The development of on-device edge computing technology is heating up as related makers are seeking technology breakthroughs to address the concerns of privacy and protection of sensitive date when applying deep learning under cloud applications and to lower costs for enterprises to adjust its internal IT infrastructure to cope with cloud environments; or to challenge the restrictions caused by latency, Internet bandwidth limits and insufficient network infrastructure for development of smart applications such as computer vision (CV) and self-driving automobiles.
In consideration of power consumption and performance, deep learning attached to end devices currently focuses on inference, which is normally done by embedding a training model in the form of chip into terminal-end devices. However, Google has been implementing its Federated Learning as a decentralized data training architecture, so that terminal devices will be no longer working mainly on deep learning inference.
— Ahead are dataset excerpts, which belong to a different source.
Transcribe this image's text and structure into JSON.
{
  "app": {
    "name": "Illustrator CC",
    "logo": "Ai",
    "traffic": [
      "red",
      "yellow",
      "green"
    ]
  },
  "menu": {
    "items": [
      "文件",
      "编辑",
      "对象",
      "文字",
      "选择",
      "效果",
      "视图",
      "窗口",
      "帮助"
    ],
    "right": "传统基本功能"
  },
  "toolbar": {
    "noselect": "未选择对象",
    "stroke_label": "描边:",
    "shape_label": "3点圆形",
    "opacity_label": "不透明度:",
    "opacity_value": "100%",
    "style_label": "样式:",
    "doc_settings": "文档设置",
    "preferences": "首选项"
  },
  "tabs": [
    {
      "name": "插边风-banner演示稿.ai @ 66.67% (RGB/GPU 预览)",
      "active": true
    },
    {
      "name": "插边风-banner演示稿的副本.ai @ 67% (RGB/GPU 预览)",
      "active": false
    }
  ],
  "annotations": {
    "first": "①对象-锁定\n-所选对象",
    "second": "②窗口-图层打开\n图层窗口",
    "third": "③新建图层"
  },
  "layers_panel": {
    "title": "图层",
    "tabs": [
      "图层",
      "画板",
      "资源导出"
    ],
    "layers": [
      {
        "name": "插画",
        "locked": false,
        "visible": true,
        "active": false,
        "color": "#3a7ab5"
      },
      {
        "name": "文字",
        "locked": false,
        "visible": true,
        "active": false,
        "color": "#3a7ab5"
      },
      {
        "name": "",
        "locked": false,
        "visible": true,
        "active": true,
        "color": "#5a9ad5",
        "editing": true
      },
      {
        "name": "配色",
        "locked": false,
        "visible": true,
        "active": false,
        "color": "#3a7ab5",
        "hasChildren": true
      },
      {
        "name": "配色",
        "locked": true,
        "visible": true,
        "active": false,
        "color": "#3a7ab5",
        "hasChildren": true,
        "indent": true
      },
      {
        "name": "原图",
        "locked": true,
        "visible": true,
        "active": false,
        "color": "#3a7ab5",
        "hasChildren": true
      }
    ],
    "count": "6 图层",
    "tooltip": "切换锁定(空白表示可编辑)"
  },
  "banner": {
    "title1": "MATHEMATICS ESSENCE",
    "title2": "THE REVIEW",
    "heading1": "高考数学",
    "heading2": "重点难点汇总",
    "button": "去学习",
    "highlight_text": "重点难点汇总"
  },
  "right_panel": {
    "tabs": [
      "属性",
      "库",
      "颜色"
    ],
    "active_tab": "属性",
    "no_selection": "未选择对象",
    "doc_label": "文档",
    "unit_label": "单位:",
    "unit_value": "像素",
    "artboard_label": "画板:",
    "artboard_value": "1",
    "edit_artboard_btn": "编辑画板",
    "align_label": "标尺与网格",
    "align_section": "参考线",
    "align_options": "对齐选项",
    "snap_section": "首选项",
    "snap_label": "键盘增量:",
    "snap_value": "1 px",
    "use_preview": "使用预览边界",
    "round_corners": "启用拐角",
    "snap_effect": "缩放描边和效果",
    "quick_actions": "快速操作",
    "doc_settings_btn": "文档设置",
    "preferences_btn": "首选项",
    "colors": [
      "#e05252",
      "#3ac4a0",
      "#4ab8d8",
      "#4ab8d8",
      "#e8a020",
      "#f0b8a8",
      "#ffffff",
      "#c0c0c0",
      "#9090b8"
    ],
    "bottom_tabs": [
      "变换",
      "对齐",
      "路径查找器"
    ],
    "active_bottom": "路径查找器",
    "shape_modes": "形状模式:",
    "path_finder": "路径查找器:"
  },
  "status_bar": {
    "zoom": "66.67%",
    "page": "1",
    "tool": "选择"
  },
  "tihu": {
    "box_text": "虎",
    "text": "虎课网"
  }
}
Federated Learning also allows end devices to perform small-scale data training reducing bandwidth demand and the burden of cloud servers, while protecting privacy and sensitive data. It also helps improve the efficiency and speed of the circulation from training to inference, and therefore enhancing edge computing.
While Qualcomm has rolled out its neural process engine (NPE) to enable AI on smartphones via heterogeneous computing, the incorporation of AI chips into system on chip (SoC) products has become a prevailing trend. The introduction of integrated AI chips on application processors by Apple and Huawei will encourage other chipmakers including Qualcomm and MediaTek to follow suit, Digitimes Research believes.
Meanwhile, a number of IP providers including Synopsys, CEVA, Cadence, Verisilicon all have come out with DSP (digital signal processor)-based embedded solutions, which some of them are made of a 16nm process, for the CV market, where they will meet competition from Intel and Nvidia, especially after Intel has acquired Mobileye and Movidius to cross into autonomous driving and image recognition sectors.